From the start, the 50ms latency number has been bugging me. 50ms is a lot of time. I decided that my goal is to keep cutting pieces from my code until I can figure out which part is exactly causing this error. Next came the experiment that worked.

It was pretty simple, and hindsight is 20/20 as usual. I placed my client in the same machine as Alvin, and sent the request to localhost. And the latency increase was gone!

Something was wrong with the network.

Ignite the Network Engineer Within

I have a confession: my networking knowledge is abysmal, relatively to how much I deal with networks on a daily basis. Usually I’d say that’s to show how good abstraction layers work. However, network was the suspect #1, and I needed to learn how to debug that.

Fortunately, internet is kind to those wanting to learn. A combination of ping and tracert seemed like a good enough start for debugging network transport issues.

First, I ran PsPing and targeted the TCP port Alvin was listening on. I used default parameters - nothing fancy. Despite running over a 1000 pings, I didn’t see any of which exceed 10ms, except for the first one for warmup. This contradicts the observed 50ms 99% latency increase, we should have seen about one 50ms request for each 100 requests sent.

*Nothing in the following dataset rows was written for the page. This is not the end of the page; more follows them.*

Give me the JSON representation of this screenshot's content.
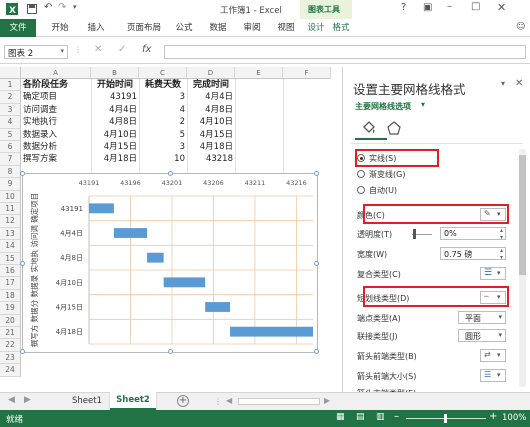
{
  "app": {
    "title": "工作簿1 - Excel",
    "context_group": "图表工具",
    "accent": "#217346",
    "context_color": "#b4d38a"
  },
  "ribbon": {
    "tabs": [
      "文件",
      "开始",
      "插入",
      "页面布局",
      "公式",
      "数据",
      "审阅",
      "视图",
      "设计",
      "格式"
    ]
  },
  "formula_bar": {
    "name_box": "图表 2",
    "cancel": "✕",
    "enter": "✓",
    "fx": "fx",
    "value": ""
  },
  "columns": [
    "A",
    "B",
    "C",
    "D",
    "E",
    "F"
  ],
  "rows": [
    "1",
    "2",
    "3",
    "4",
    "5",
    "6",
    "7",
    "8",
    "9",
    "10",
    "11",
    "12",
    "13",
    "14",
    "15",
    "16",
    "17",
    "18",
    "19",
    "20",
    "21",
    "22",
    "23",
    "24"
  ],
  "table": {
    "headers": [
      "各阶段任务",
      "开始时间",
      "耗费天数",
      "完成时间"
    ],
    "rows": [
      [
        "确定项目",
        "43191",
        "3",
        "4月4日"
      ],
      [
        "访问调查",
        "4月4日",
        "4",
        "4月8日"
      ],
      [
        "实地执行",
        "4月8日",
        "2",
        "4月10日"
      ],
      [
        "数据录入",
        "4月10日",
        "5",
        "4月15日"
      ],
      [
        "数据分析",
        "4月15日",
        "3",
        "4月18日"
      ],
      [
        "撰写方案",
        "4月18日",
        "10",
        "43218"
      ]
    ]
  },
  "chart_data": {
    "type": "bar",
    "orientation": "horizontal",
    "stacked": true,
    "x_ticks": [
      "43191",
      "43196",
      "43201",
      "43206",
      "43211",
      "43216"
    ],
    "xlim": [
      43191,
      43218
    ],
    "categories": [
      "43191",
      "4月4日",
      "4月8日",
      "4月10日",
      "4月15日",
      "4月18日"
    ],
    "left_axis_title": "撰写方 数据分 数据录 实地执 访问调 确定项目",
    "series": [
      {
        "values": [
          43191,
          43194,
          43198,
          43200,
          43205,
          43208
        ],
        "color": "transparent"
      },
      {
        "values": [
          3,
          4,
          2,
          5,
          3,
          10
        ],
        "color": "#5b9bd5"
      }
    ],
    "grid": true
  },
  "panel": {
    "title": "设置主要网格线格式",
    "subtitle": "主要网格线选项",
    "line_options": [
      "实线(S)",
      "渐变线(G)",
      "自动(U)"
    ],
    "selected_option": 0,
    "color_label": "颜色(C)",
    "transparency_label": "透明度(T)",
    "transparency_value": "0%",
    "width_label": "宽度(W)",
    "width_value": "0.75 磅",
    "compound_label": "复合类型(C)",
    "dash_label": "短划线类型(D)",
    "cap_label": "端点类型(A)",
    "cap_value": "平面",
    "join_label": "联接类型(J)",
    "join_value": "圆形",
    "begin_arrow_type": "箭头前端类型(B)",
    "begin_arrow_size": "箭头前端大小(S)",
    "end_arrow_type": "箭头末端类型(E)"
  },
  "sheets": {
    "tabs": [
      "Sheet1",
      "Sheet2"
    ],
    "active": 1,
    "add": "+"
  },
  "status": {
    "text": "就绪",
    "zoom": "100%"
  }
}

Then, I tried tracert, maybe there was an issue with one of the hops requests were hitting on the way between Alvin and the client. However, tracert came back empty-handed.

So, it was not my code, gRPC implementation or the network causing the delays. I was starting to get worried I am never going to figure this out.

Now, which OS are we on

gRPC is widely adopted on Linux, however its Windows adoption is not even close. I decided to run the experiment that worked: I spun a Linux VM and compiled Alvin for Linux, and deployed it.

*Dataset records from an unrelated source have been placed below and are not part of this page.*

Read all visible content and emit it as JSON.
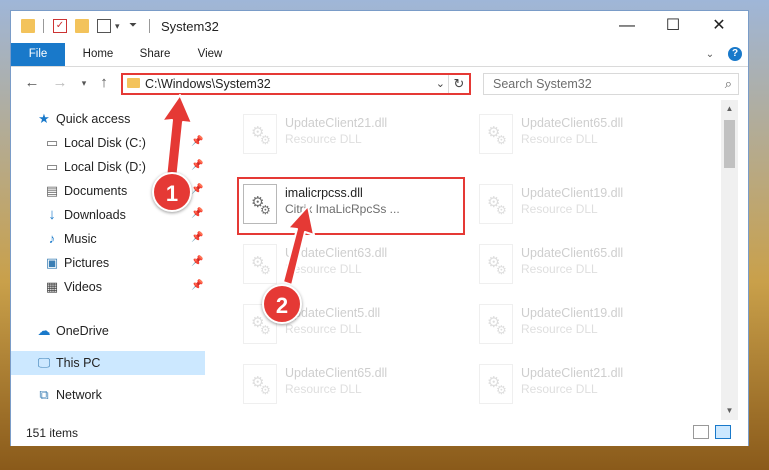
{
  "window": {
    "title": "System32",
    "minimize_glyph": "—",
    "maximize_glyph": "☐",
    "close_glyph": "✕"
  },
  "ribbon": {
    "tabs": [
      "File",
      "Home",
      "Share",
      "View"
    ],
    "help_glyph": "?"
  },
  "address": {
    "path": "C:\\Windows\\System32",
    "search_placeholder": "Search System32"
  },
  "nav_pane": {
    "items": [
      {
        "label": "Quick access",
        "icon": "star-icon"
      },
      {
        "label": "Local Disk (C:)",
        "icon": "drive-icon"
      },
      {
        "label": "Local Disk (D:)",
        "icon": "drive-icon"
      },
      {
        "label": "Documents",
        "icon": "documents-icon"
      },
      {
        "label": "Downloads",
        "icon": "download-icon"
      },
      {
        "label": "Music",
        "icon": "music-icon"
      },
      {
        "label": "Pictures",
        "icon": "pictures-icon"
      },
      {
        "label": "Videos",
        "icon": "video-icon"
      },
      {
        "label": "OneDrive",
        "icon": "cloud-icon"
      },
      {
        "label": "This PC",
        "icon": "computer-icon"
      },
      {
        "label": "Network",
        "icon": "network-icon"
      }
    ]
  },
  "files": [
    {
      "name": "UpdateClient21.dll",
      "type": "Resource DLL"
    },
    {
      "name": "UpdateClient65.dll",
      "type": "Resource DLL"
    },
    {
      "name": "imalicrpcss.dll",
      "type": "Citrix ImaLicRpcSs ..."
    },
    {
      "name": "UpdateClient19.dll",
      "type": "Resource DLL"
    },
    {
      "name": "UpdateClient63.dll",
      "type": "Resource DLL"
    },
    {
      "name": "UpdateClient65.dll",
      "type": "Resource DLL"
    },
    {
      "name": "UpdateClient5.dll",
      "type": "Resource DLL"
    },
    {
      "name": "UpdateClient19.dll",
      "type": "Resource DLL"
    },
    {
      "name": "UpdateClient65.dll",
      "type": "Resource DLL"
    },
    {
      "name": "UpdateClient21.dll",
      "type": "Resource DLL"
    }
  ],
  "status": {
    "item_count": "151 items"
  },
  "annotations": {
    "step1": "1",
    "step2": "2",
    "color": "#e53935"
  }
}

Lo and behold: Linux ping-pong server didn’t have the latency issues of its Windows peer, despite using my source being the same. gRPC’s Windows implementation had a problem.

Nagle’s algorithm

All along, I had thought I was missing a gRPC flag, now I realized it might actually be gRPC that was missing a Windows flag. I searched an internal RPC library that I knew to behave well for all the Winsock flags it set. I then went ahead and added all of them to gRPC, and deployed Alvin on Windows, and that fixed Windows ping-pong server!

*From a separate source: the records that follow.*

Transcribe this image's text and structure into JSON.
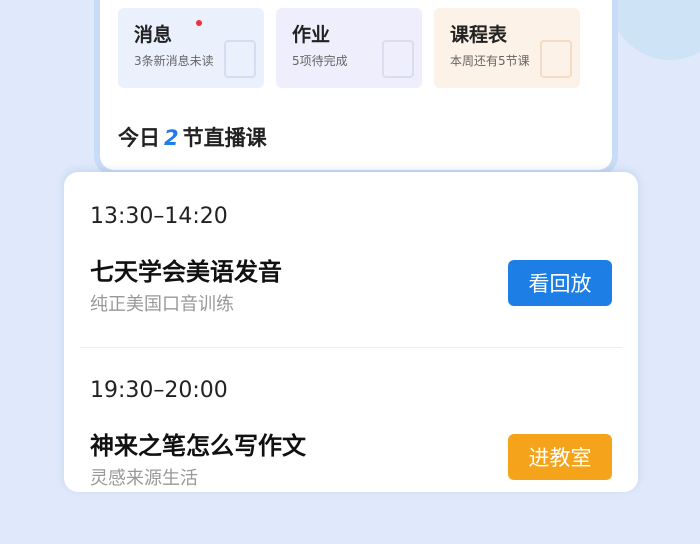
{
  "shortcuts": [
    {
      "title": "消息",
      "subtitle": "3条新消息未读",
      "has_dot": true
    },
    {
      "title": "作业",
      "subtitle": "5项待完成",
      "has_dot": false
    },
    {
      "title": "课程表",
      "subtitle": "本周还有5节课",
      "has_dot": false
    }
  ],
  "today": {
    "prefix": "今日",
    "count": "2",
    "suffix": "节直播课"
  },
  "lessons": [
    {
      "time": "13:30–14:20",
      "title": "七天学会美语发音",
      "subtitle": "纯正美国口音训练",
      "button": "看回放"
    },
    {
      "time": "19:30–20:00",
      "title": "神来之笔怎么写作文",
      "subtitle": "灵感来源生活",
      "button": "进教室"
    }
  ],
  "colors": {
    "accent_blue": "#1d7fe6",
    "accent_orange": "#f5a31a",
    "dot_red": "#f0303a"
  }
}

Almost there: I removed the flags I added one by one until regression returned, so that I could pin the one flag that made the difference. It was the infamous TCP_NODELAY, the switch for Nagle’s algorithm.

Nagle’s algorithm tries to decrease number of packets sent over the network, by delaying message transmission until outstanding size exceeds certain number of bytes. While this can be nice for the average user, this is devastating for real-time servers, as it means OS will delay some messages, causing the latency hikes observed under low QPS. gRPC had this flag on for its Linux implementation for TCP sockets, but not for Windows, I have fixed that with 1dce1009.


Latency was high at low QPS due to an OS optimization. In hindsight, profile did not catch the delays because they were on the Kernel side of things, not in User Mode. I do not know if Nagle’s algorithm could be observed through ETW captures, but that would be interesting.

As for the localhost experiment, it probably did not touch actual network code, and Nagle’s algorithm was not triggered, hence latency issues went away when client called Alvin through localhost.